By Jim Ayres
Make no mistake—Fairview Street rocks day and night, at least east of Montrose Boulevard. Things get quieter as you go west, but that’s changing thanks to one of Houston’s most exciting new restaurants
I had the pleasure of visiting Riel with a dear friend on a recent Tuesday evening. Riel, as many of you know and some of you may lament, is the new occupant at 1927 Fairview, formerly House of Té which closed last year. Even at 6:30 on a typically slow weeknight, the place was bustling. The word is out. Riel is Montrose’s latest hot spot.
Décor inside is a refreshing change from the woods and browns that have dominated the last few years. A muted blue and gray color scheme sets off space-agey light fixtures that someone designed! No bare Edison bulbs here (though they’ll reappear in an upcoming column). Polished concrete floors amplify the sound level but look great.
Conversation over cocktails wasn’t too hard. I ordered a Riel Martini, and my first sip was a pleasant shock. Sweet, spicy aquavit (did I taste cardamom? Pear?) made its presence known along with Aylesbury Duck vodka and Cocchi Americano, an aromatic aperitif. Ice cold and very James Bond.
All the food we tried was spectacular. For starters, we couldn’t resist a bowl of Tempura Cauliflower with kimchi hot sauce. The sauce, which tasted a lot like Texas Pete—not a bad thing at all—and funky fermented cabbage is a natural pair for the crispy white vegetable. Not a single bite was left.
A Gulf Fish Karaage featured tender chunks of fried red snapper and a dill ranch dipping sauce. The fish had that distinctive just-caught flavor, so fresh that the sauce, good as it is, isn’t necessary. A side order of Pierogi, doughy crescents stuffed here with Texas cheddar cheese and
mashed potato, showed Chef Ryan Lachaine’s combination of Gulf Coast and Ukrainian influences to great effect.
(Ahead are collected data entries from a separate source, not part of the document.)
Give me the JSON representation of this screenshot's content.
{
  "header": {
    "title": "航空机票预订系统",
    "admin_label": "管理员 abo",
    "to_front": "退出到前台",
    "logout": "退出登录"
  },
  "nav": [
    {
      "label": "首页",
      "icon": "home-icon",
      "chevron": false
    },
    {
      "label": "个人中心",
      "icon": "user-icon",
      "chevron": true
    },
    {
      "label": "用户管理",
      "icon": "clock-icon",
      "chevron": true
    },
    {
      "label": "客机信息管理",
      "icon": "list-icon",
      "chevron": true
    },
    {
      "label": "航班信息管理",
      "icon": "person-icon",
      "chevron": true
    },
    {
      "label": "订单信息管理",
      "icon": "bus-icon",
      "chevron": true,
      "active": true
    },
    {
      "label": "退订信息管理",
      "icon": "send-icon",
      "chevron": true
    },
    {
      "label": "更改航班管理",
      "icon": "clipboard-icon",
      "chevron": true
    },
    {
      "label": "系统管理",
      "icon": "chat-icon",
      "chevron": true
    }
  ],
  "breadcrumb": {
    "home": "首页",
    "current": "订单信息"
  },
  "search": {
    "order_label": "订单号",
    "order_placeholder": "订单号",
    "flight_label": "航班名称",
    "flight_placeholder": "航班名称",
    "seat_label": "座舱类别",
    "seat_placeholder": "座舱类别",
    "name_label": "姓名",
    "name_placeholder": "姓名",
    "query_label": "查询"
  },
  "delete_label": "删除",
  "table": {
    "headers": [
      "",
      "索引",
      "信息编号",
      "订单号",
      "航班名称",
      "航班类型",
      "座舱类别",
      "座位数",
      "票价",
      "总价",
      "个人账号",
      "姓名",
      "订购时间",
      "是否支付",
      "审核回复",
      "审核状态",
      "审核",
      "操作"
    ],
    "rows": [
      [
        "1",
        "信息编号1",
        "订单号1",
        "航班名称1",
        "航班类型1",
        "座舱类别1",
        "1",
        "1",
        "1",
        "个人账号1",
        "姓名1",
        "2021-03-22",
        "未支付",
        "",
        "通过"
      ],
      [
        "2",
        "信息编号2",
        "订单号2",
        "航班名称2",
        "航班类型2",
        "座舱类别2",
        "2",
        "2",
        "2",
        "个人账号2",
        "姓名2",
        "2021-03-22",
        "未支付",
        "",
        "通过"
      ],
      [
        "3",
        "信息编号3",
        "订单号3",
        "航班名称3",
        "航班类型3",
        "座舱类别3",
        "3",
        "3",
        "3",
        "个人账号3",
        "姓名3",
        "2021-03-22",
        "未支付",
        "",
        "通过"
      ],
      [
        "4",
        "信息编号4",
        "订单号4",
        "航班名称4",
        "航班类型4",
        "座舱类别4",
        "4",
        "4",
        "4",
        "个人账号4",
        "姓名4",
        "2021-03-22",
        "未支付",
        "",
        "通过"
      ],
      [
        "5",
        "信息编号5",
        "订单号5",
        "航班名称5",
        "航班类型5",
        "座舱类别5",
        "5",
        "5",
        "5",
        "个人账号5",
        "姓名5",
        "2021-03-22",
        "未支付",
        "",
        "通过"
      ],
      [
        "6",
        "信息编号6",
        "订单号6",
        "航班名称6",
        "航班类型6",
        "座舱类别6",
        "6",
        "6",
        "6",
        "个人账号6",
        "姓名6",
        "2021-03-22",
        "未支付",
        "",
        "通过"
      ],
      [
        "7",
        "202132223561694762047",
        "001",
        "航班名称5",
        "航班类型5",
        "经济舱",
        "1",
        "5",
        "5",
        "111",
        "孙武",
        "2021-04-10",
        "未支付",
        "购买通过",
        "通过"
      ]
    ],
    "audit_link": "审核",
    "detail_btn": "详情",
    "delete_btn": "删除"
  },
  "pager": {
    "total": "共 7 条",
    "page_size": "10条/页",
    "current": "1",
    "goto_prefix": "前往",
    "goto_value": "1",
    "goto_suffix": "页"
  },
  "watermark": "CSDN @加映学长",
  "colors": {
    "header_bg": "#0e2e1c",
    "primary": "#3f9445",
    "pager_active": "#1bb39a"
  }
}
Thrilling is the only way I can describe Riel’s Hangar Steak. Served the most alluring shade of medium rare, it came with more pierogi and a brushstroke of horseradish cream, and made me starry-eyed—even more than the light fixture above our table! Every perfectly cooked bite sang to me: “ You gotta come back to this place.”
And I will, often. Prices aren’t too bad. Service is excellent; they’re genuinely happy to see you. I can’t wait to try Riel’s Amberjack served in ham broth, or Montreal Smoked Meat (think pastrami on rye, just a little more special). Houston’s foodie illuminati rave on the Sticky Toffee Pudding dessert with foie gras. And there’s a 32-ounce New York Strip that can feed three or four, which makes its $95 price a bargain.
But on that Tuesday night, as we left a full dining room, we stopped and congratulated Chef Lachaine on his success. Everything was wonderful, we told him. As he thanked us, he was grinning ear-to-ear. And so were we.